Sunday, December 3, 2023
- Every living thing from bacteria to President Barack Obama is made of carbon from exploding stars.
Billions of years ago, motes of carbon and other stardust formed the Earth. Carbon is the basis of all life but most vanished deep inside the planet, researchers now believe. And surprisingly, life thrives inside the rocky layers kilometres below our feet.
“Microbes survive by eating rock at those depths,” said Robert Hazen, executive director of the Deep Carbon Observatory, a decade-long, global collaboration investigating the inner workings of the planet.
“Life is very different under those tremendous pressures and temperatures,” Hazen told IPS.
The variety of bacterial life at extreme high-pressure depths worldwide constitutes a subterranean “Galapagos”, he said. There may be as much as half of all life in the ground deep below us, according to one estimate, although Hazen thinks that might be too high.
“Drill a hole one or two kilometres deep just about anywhere and you will find a sparse but hardy microbial community,” said Isabelle Daniel of l’Université Claude Bernard in Lyon, France.
“These deep microbes, which live in the tiniest cracks and fissures in rocks, survive on the chemical energy of minerals,” said Daniel, who is one hundreds of scientists involved in the Deep Carbon Observatory (DCO).
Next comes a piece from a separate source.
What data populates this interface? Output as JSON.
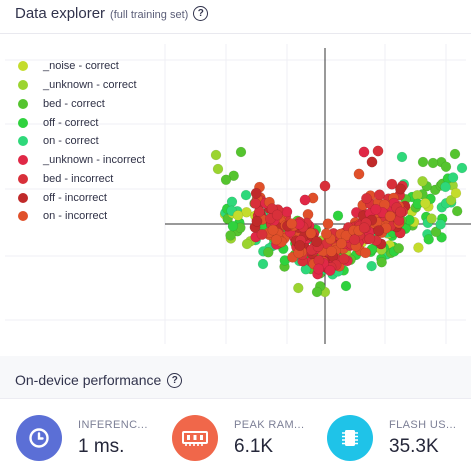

DNA analysis reveals a diversity of microorganisms, mainly single-celled. However, deep below the ocean floor live fungi-like organisms with complex cell structures. Researchers estimate that these are extraordinarily long-living organisms, conceivably living for millions of years.
“There are also a huge numbers of viruses, their DNA carefully inserted into living cells,” said Hazen.
These deep earth viruses don’t kill their hosts. Rather, they stay dormant for hundreds of thousands of years waiting until a cell has enough food to reproduce and then they become active.
Life may have even first begun kilometres below ground, researchers speculate.
“The deep subsurface may have acted as a natural laboratory for the origin of life, in which multiple ‘experiments’ could have been carried out in tandem,” said John Baross of the Seattle-based University of Washington who co-edited “Carbon in Earth”, a book summarising the first three years of DCO research.
The book was launched at an International Science Meeting Mar. 3-5 at the U.S. National Academy of Sciences in Washington, DC.
“The DCO may find totally new kinds of life as we reach greater depths, higher temperatures and pressures. And quite possibly Earth’s deepest life doesn’t use DNA and proteins the way normal cells do,” Baross said in a statement.
Carbon is the Earth’s most important element. Not only is all life made of carbon, virtually all materials that humanity relies on are made from carbon, such as plastics, oil, drugs, dyes and building materials, said Hazen.
“No other element contributes so centrally to the well-being and sustainability of life on Earth, including our human species,” he said.
The carbon cycle at the surface is well understood. Animals inhale oxygen and exhale carbon dioxide, while plants “inhale” carbon dioxide and “exhale” (respire) oxygen. But there is another very long-term carbon cycle that takes enormous volumes of carbon from the depths of the planet and brings it to the surface by way of volcanoes and upwellings at oceanic ridges.
Carbon is removed from the Earth’s surface in subduction zones where the ocean floor sinks and continental plates slip under each other, said Rajdeep Dasgupta of Rice University in Houston, Texas.
“In tectonic (earthquake) zones, surface carbon dives back into the Earth’s mantle,” Dasgupta told IPS.
This is a form of carbon sequestration and is of keen interest given the skyrocketing increase of human emissions of carbon into the atmospheric that is causing climate change, he said. Oil, coal and gas are mainly carbon from plant matter that has been pushed and held underground for millions of years. Burning these fuels releases this ancient carbon.
Over geologic time frames (millions of years) the planet modulates the amount of carbon in the atmosphere by burying it deep below ground, said Dasgupta.
One of the objectives of the DCO which completes its work in 2020 is to determine how much carbon is being “exhaled” and buried by this deep, long-term carbon cycle.
“Carbon is amazing, fascinating and fundamental to our well being. We need to know as much as we can about it,” said Hazen.